The Banif bailout can only lead to further attacks on the working class. Following the 2008 economic collapse, which saw Portugal’s economy shrink by six percent and government debt rocket to 130 percent of GDP—the third highest in the EU—the Portuguese ruling elite, like its European counterparts, carried out a social counter-revolution. Public services, jobs, wages and welfare were slashed.
Cuts of up to 10 percent for staff earning more than 1,500 euros ($1,620) a month came into force in 2011 and a super-tax (TSU) of 3.5 percent was levied on all wages. The National Minimum Wage (NMW) was frozen at €485 a month, as were pensions and social benefits. Unemployment shot up to 16 percent, and remains at 12 percent. Half a million people, five percent of the population, have been forced to emigrate in search of jobs.
In the last election the BE declared that a condition for supporting a PS minority government was a promise by the PS to reverse some aspects of this social decline. The BE declared three red lines—scrapping the TSU, unfreezing pensions and an end to “conciliatory layoffs.”
Even on these minor concessions the PS is dragging out. From next month, those earning up to €7,000 will no longer pay the TSU; this covers almost 3.5 million households or just over half of the families who presently pay the tax. The government has announced increases in pensions, but only pensioners earning less than €628 euros a month will see any benefit. Public sector wage cuts will be reversed, but only phased in to the levels they were several years ago without regard for inflation.

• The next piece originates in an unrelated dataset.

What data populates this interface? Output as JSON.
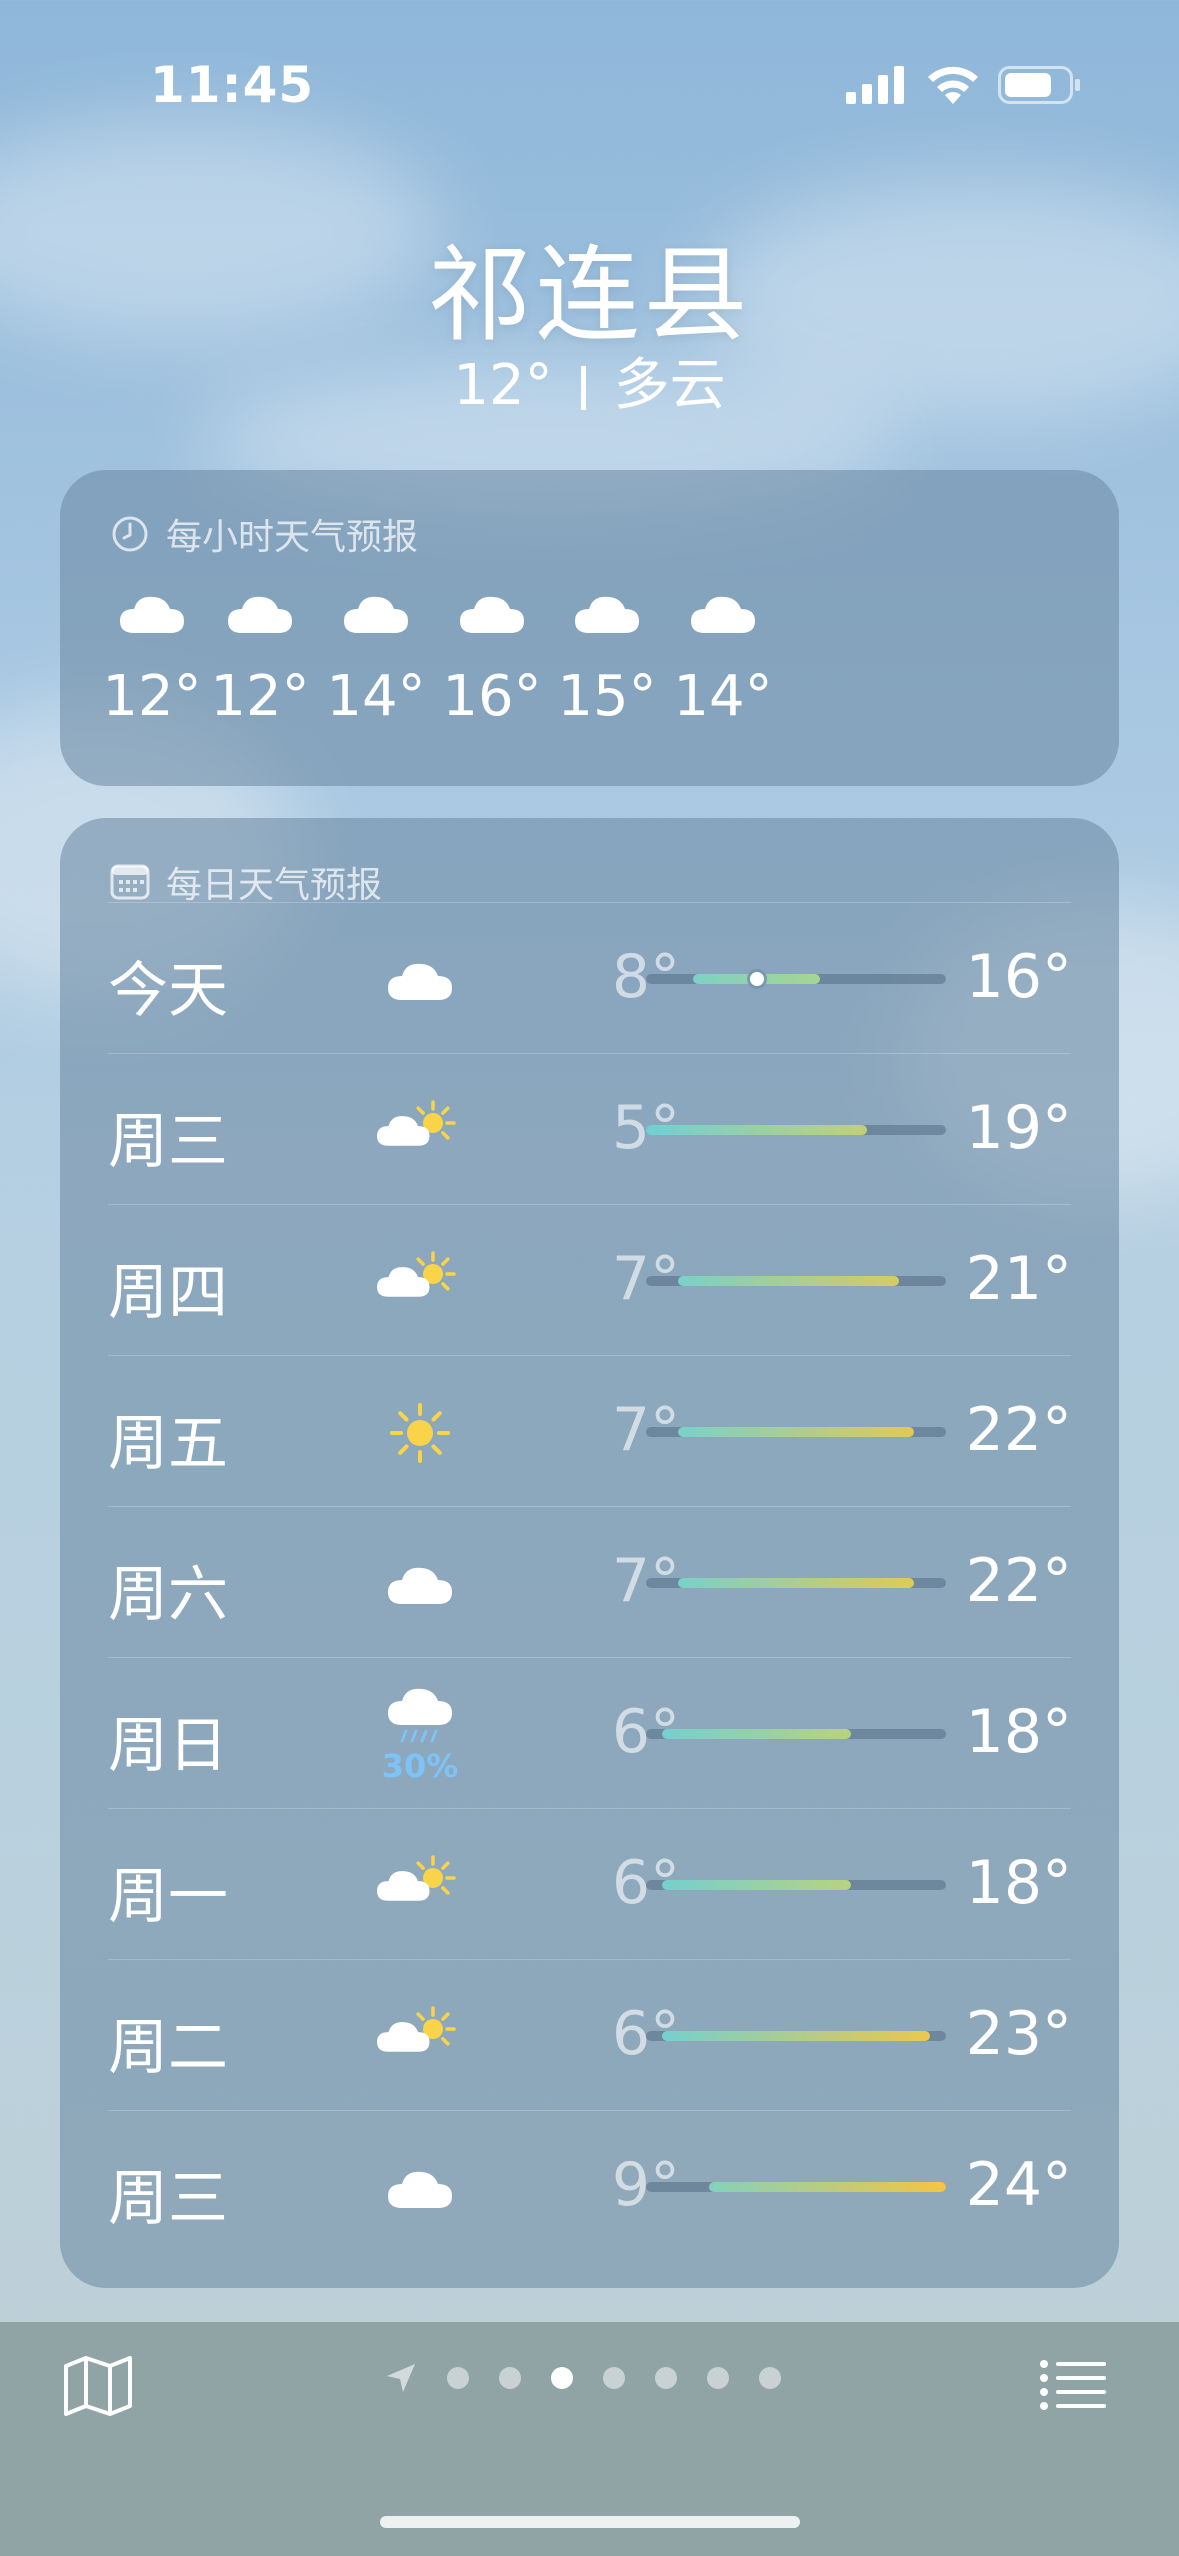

The NMW will rise to €530 on January 1 and €600 by 2019, but Labour Minister Josée Vieira da Silva said the government is willing to discuss ways to help companies absorb the increase, which can only mean workers will have to pay for it in other ways.

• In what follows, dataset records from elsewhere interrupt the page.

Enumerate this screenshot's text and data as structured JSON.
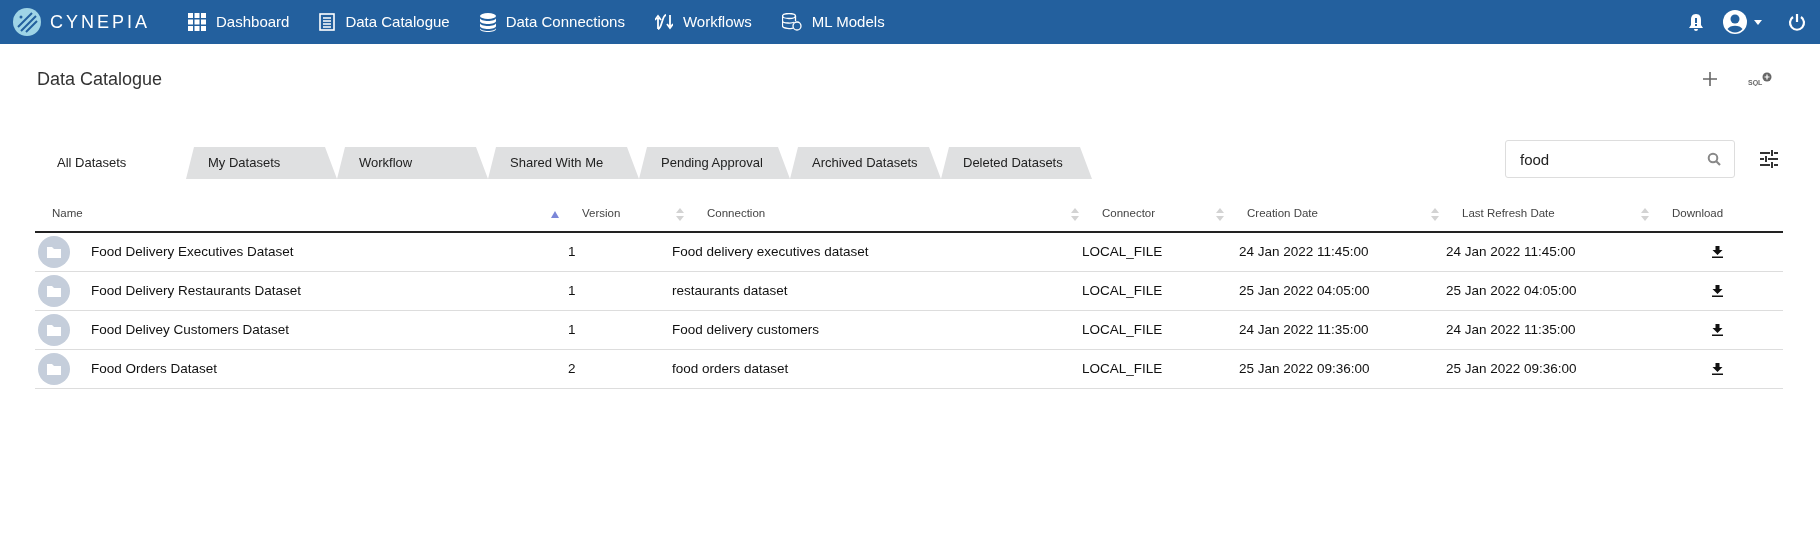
{
  "navbar": {
    "logo": "CYNEPIA",
    "items": [
      {
        "label": "Dashboard"
      },
      {
        "label": "Data Catalogue"
      },
      {
        "label": "Data Connections"
      },
      {
        "label": "Workflows"
      },
      {
        "label": "ML Models"
      }
    ]
  },
  "page": {
    "title": "Data Catalogue",
    "sql_button": "SQL"
  },
  "tabs": [
    {
      "label": "All Datasets",
      "selected": true
    },
    {
      "label": "My Datasets",
      "selected": false
    },
    {
      "label": "Workflow",
      "selected": false
    },
    {
      "label": "Shared With Me",
      "selected": false
    },
    {
      "label": "Pending Approval",
      "selected": false
    },
    {
      "label": "Archived Datasets",
      "selected": false
    },
    {
      "label": "Deleted Datasets",
      "selected": false
    }
  ],
  "search": {
    "value": "food"
  },
  "table": {
    "columns": [
      {
        "label": "Name",
        "sorted": true
      },
      {
        "label": "Version",
        "sorted": false
      },
      {
        "label": "Connection",
        "sorted": false
      },
      {
        "label": "Connector",
        "sorted": false
      },
      {
        "label": "Creation Date",
        "sorted": false
      },
      {
        "label": "Last Refresh Date",
        "sorted": false
      },
      {
        "label": "Download"
      }
    ],
    "rows": [
      [
        "Food Delivery Executives Dataset",
        "1",
        "Food delivery executives dataset",
        "LOCAL_FILE",
        "24 Jan 2022 11:45:00",
        "24 Jan 2022 11:45:00"
      ],
      [
        "Food Delivery Restaurants Dataset",
        "1",
        "restaurants dataset",
        "LOCAL_FILE",
        "25 Jan 2022 04:05:00",
        "25 Jan 2022 04:05:00"
      ],
      [
        "Food Delivey Customers Dataset",
        "1",
        "Food delivery customers",
        "LOCAL_FILE",
        "24 Jan 2022 11:35:00",
        "24 Jan 2022 11:35:00"
      ],
      [
        "Food Orders Dataset",
        "2",
        "food orders dataset",
        "LOCAL_FILE",
        "25 Jan 2022 09:36:00",
        "25 Jan 2022 09:36:00"
      ]
    ]
  }
}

In the same month these meagre increases will come into effect, prices for electricity, rents, telecommunications and bread are all set to rise.
Meanwhile the EU has warned that Portugal must not deviate from austerity. “It is in the genuine interest of the Portuguese government and Portuguese society to keep the country on a track that improves fiscal sustainability and competitiveness,” one official said.
The PS government has yet to submit Portugal’s overdue 2016 budget to the European Commission (EC). An EC spokesperson, Annika Breidthardt, said Friday that contacts with the Portuguese authorities are ongoing. “We will need to see a draft budgetary plan before we can make any comment on the budgetary situation of this year.”